Secondo quanto emerso da una ricerca Censis sui familiari dei malati di Parkinson, il 79% ha ripercussioni sul piano della propria salute. Sono soprattutto donne, impegnate in media 10 ore al giorno, nel 30% dei casi senza nessun aiuto. Questo vuol dire che i disturbi del sonno del paziente con Parkinson inevitabilmente si ripercuotono anche sul suo caregiver.

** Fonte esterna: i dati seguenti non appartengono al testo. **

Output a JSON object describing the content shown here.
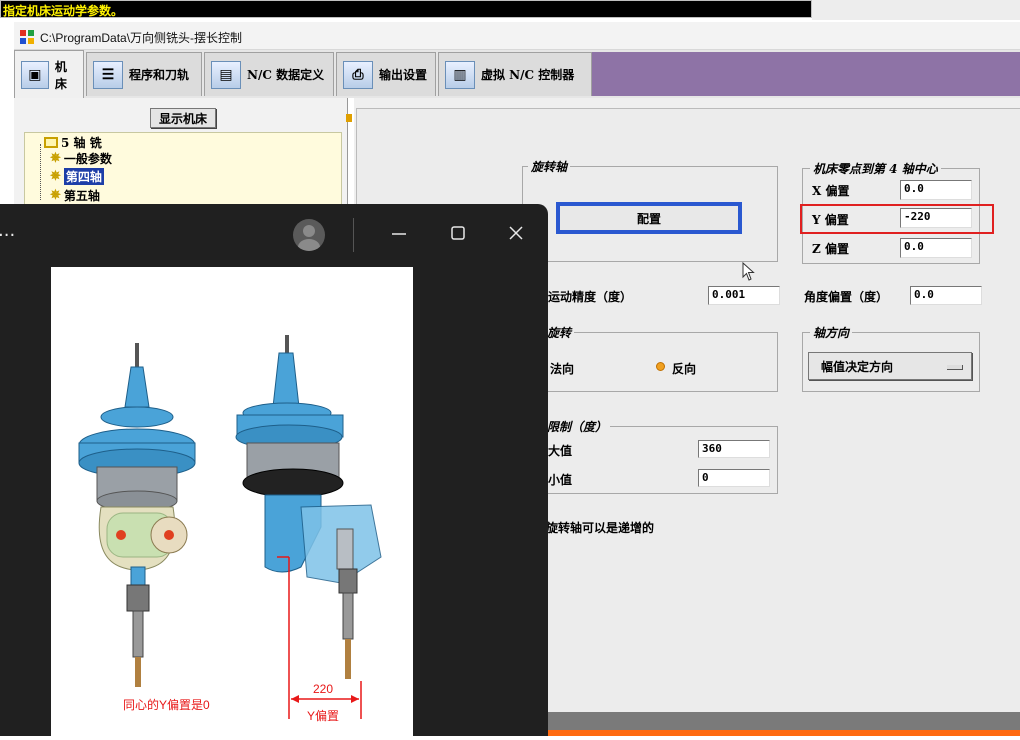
{
  "window": {
    "title": "指定机床运动学参数。",
    "path": "C:\\ProgramData\\万向侧铣头-摆长控制"
  },
  "tabs": [
    {
      "label": "机床",
      "icon": "machine-icon",
      "active": true
    },
    {
      "label": "程序和刀轨",
      "icon": "program-icon",
      "active": false
    },
    {
      "label": "N/C 数据定义",
      "icon": "nc-data-icon",
      "active": false
    },
    {
      "label": "输出设置",
      "icon": "printer-icon",
      "active": false
    },
    {
      "label": "虚拟 N/C 控制器",
      "icon": "controller-icon",
      "active": false
    }
  ],
  "left": {
    "show_machine_button": "显示机床",
    "tree": {
      "root": "5 轴 铣",
      "items": [
        {
          "label": "一般参数",
          "selected": false
        },
        {
          "label": "第四轴",
          "selected": true
        },
        {
          "label": "第五轴",
          "selected": false
        }
      ]
    }
  },
  "rotary_axis": {
    "group_label": "旋转轴",
    "config_button": "配置"
  },
  "zero_to_center": {
    "group_label": "机床零点到第 4 轴中心",
    "x_label": "X 偏置",
    "x_value": "0.0",
    "y_label": "Y 偏置",
    "y_value": "-220",
    "z_label": "Z 偏置",
    "z_value": "0.0"
  },
  "motion_precision": {
    "label": "运动精度（度）",
    "value": "0.001"
  },
  "angle_offset": {
    "label": "角度偏置（度）",
    "value": "0.0"
  },
  "rotation": {
    "group_label": "旋转",
    "normal": "法向",
    "reverse": "反向",
    "selected": "reverse"
  },
  "axis_direction": {
    "group_label": "轴方向",
    "value": "幅值决定方向"
  },
  "limits": {
    "group_label": "限制（度）",
    "max_label": "大值",
    "max_value": "360",
    "min_label": "小值",
    "min_value": "0"
  },
  "incremental_note": "旋转轴可以是递增的",
  "viewer": {
    "menu": "...",
    "annotation_left": "同心的Y偏置是0",
    "dimension_value": "220",
    "dimension_label": "Y偏置"
  },
  "colors": {
    "title_bg": "#000000",
    "title_text": "#fff200",
    "tab_accent": "#8e73a6",
    "config_border": "#2a58d0",
    "highlight_red": "#e02020",
    "head_blue": "#4aa3d8"
  }
}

Il Parkinson è la seconda malattia neurodegenerativa più frequente al mondo e colpisce circa 6,1 milioni di persone. Causata dalla morte progressiva di alcune cellule del cervello che producono dopamina, un neurotrasmettitore che controlla i movimenti del corpo è caratterizzata da tremore, rigidità muscolare, lentezza dei movimenti e disequilibrio. «In Italia sono oltre 300 mila le persone che convivono con il Parkinson, calcolate a partire dalle diagnosi e dai trattamenti, ma tale cifra non considera tutte le persone che negano la malattia o la nascondono. Inoltre, l’OMS ci conferma che entro il 2040 i malati potrebbero raddoppiare, considerando l’invecchiamento della popolazione e un esordio sempre più anticipato. Sembra evidente, quindi, che questa malattia sia sottostimata nel numero, nell’incidenza e nello stigma che crea. Ancora oggi il percorso per una corretta diagnosi non è semplice, eppure una diagnosi precoce permette di attivare tempestivamente una cura farmacologica “sartoriale”, perché ciascuno ha il proprio Parkinson e ha bisogno della propria cura- afferma Giangi Milesi, Presidente Parkinson Italia Onlus, che aggiunge: «Un altro passo importante che va fatto è quello di convincere i pazienti in fase avanzata, che non rispondono più alle terapie orali, che possono beneficiare di soluzioni terapeutiche innovative che permettono loro di ritrovare parte della propria quotidianità. Ci sono ancora troppe persone che si rassegnano, ma che invece possono e devono poter stare meglio, attraverso la socialità e l’attività sportiva. Anche le nuove strategie terapeutiche continuano a mantenere viva la speranza per un futuro migliore. Condifidiamo che tutti i pazienti eleggibili possano presto beneficiarne».